Air Partner, which offers jet cards both in the U.S. and Europe, has launched two new private jet membership programs in Europe. One is targeted at new to private aviation flyers. The other, which debuted earlier this year, is designed to counter private jet leader NetJets.
Air Partner’s moves come as jet card competition in Europe steps up. In August, PrivateFly launched the first fixed-rate, guaranteed availability, deposit jet card in Europe for Directional Aviation. It’s a wholly-owned unit of Directional’s OneSky Flight. Sister company Flexjet, second behind NetJets in selling fractional shares, is expected to launch a European fractional and lease program next year.
Thomas Flohr, the founder and chairman of Vista Global Holding, has said he will bring his XO brand to Europe, complementing VistaJet and its focus on long haul flights. The Challenger 350 is the smallest private jet in its Bombardier Global heavy version of a jet card program. XO offers light and midsize jets in the U.S.
For Air Partner, JetCard 5 debuted last week. It enables first-time customers to buy into Air Partner’s fixed-rate, guaranteed availability jet card program by purchasing only five hours. It’s available except for large cabin and long-haul jets and can only be purchased once. You have to make your first flight within six months.
The low-entry hurdle specifically targets first-timers looking for private aviation solutions to avoid COVID-19 exposure or because reduced airline schedules make flying commercially more difficult. It’s designed to show off the benefits of jet cards compared to on-demand charter.
The other new product was launched this spring but is now coming center stage. The Hybrid Card guarantees Legacy 450, Legacy 500, Citation Latitude, or Challenger 350. All aircraft have a cabin height of six feet.
Chris Thomas, senior director with Air Partner, who led the development of both offers, tells Private Jet Card Comparisons, “The Hybrid card was built to compete directly against (NetJets’) Citation Latitude and Challenger 350. We have seen great success so far from Individuals choosing our Hybrid card over a NetJets’ card.”
The Hybrid card offers a fixed hourly rate of 9,200 euros, and you get one of the four types listed. Thomas points out there are no peak days and no peak day surcharge for Air Partner in Europe. There is only a seven-seat guarantee, however, due to the Latitude.
Thomas ticks off what he sees as key benefits of the Air Partner offering compared to NetJets. He points to no expiry date for hours and no CPI escalators. The starting point is just 10 hours across its entire product line. He also notes maintaining their contracted rate, and members-only need to keep a balance of hours, allowing them to “keep their money in their bank account.” Members also get guaranteed upgrades and downgrade at published rates, so no interchange fee.

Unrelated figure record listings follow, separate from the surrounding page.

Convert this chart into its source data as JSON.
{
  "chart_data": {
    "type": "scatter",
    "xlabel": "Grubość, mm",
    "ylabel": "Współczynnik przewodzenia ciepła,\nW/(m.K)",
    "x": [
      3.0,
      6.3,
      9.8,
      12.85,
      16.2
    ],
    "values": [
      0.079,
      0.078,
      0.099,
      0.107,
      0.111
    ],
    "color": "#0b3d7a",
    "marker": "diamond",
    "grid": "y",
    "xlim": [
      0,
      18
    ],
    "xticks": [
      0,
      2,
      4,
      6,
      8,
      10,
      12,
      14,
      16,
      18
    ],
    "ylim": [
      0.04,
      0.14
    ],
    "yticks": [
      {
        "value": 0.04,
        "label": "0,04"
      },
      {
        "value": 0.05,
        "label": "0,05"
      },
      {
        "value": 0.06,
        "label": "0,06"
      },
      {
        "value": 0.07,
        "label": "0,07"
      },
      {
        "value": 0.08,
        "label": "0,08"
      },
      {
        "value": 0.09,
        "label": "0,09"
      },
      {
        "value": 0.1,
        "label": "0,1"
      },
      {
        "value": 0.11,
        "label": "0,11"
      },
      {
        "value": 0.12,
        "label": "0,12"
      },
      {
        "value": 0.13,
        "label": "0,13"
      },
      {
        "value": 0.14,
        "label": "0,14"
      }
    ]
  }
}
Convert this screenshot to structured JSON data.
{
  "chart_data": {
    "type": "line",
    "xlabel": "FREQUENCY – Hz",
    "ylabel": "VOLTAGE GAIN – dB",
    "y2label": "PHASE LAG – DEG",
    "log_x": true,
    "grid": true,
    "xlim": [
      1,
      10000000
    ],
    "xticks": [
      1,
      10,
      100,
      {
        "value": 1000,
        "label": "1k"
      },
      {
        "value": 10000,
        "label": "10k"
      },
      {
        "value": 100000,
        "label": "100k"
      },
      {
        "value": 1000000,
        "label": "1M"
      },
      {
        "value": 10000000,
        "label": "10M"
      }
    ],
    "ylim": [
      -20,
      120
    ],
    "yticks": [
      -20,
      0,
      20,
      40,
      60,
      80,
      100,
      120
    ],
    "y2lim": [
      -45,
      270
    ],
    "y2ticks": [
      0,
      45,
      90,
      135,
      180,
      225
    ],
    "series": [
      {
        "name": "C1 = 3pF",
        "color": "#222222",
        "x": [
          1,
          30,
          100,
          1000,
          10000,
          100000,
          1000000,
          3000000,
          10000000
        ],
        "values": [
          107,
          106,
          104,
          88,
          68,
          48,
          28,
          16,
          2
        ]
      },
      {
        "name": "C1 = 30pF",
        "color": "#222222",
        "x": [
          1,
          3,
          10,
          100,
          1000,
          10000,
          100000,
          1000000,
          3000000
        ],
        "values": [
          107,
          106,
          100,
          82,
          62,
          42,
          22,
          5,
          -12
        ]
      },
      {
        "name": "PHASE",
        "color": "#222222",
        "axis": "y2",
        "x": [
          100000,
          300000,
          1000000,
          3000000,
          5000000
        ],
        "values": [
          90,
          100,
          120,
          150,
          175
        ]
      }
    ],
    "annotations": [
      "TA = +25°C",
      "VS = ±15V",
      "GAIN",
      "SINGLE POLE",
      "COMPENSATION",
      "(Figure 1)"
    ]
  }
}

Air Partner allows JetCard customers to use their funds to pay for on-demand flights outside of the fixed-rate service area.
The small print policy details are making a big difference in the current environment. “For me, with too many unknowns in the market in terms of not knowing how many hours one will be allowed to fly per year due to COVID, Brexit, and more, I personally would want to be in a fully flex contract that doesn’t hold me to expiry dates or doesn’t pressure oneself into using X amount of hours a year as for many their hands will be tied in terms of their usage,” he says.
The publicly-traded company has been racking up impressive profit numbers so far this year, largely driven by strong cargo and repatriation charter flights, but more recently jet card sales.
During the first six months of its financial year, which ended in August, pre-tax earnings jumped by 250%. Gross profit increased from £10.5m (61%) to £27.7m. Jet card sales also increase by 50%.
Thomas says, “We are always developing our products, and yes, it would be fair to say we have a couple of things in the pipeline.”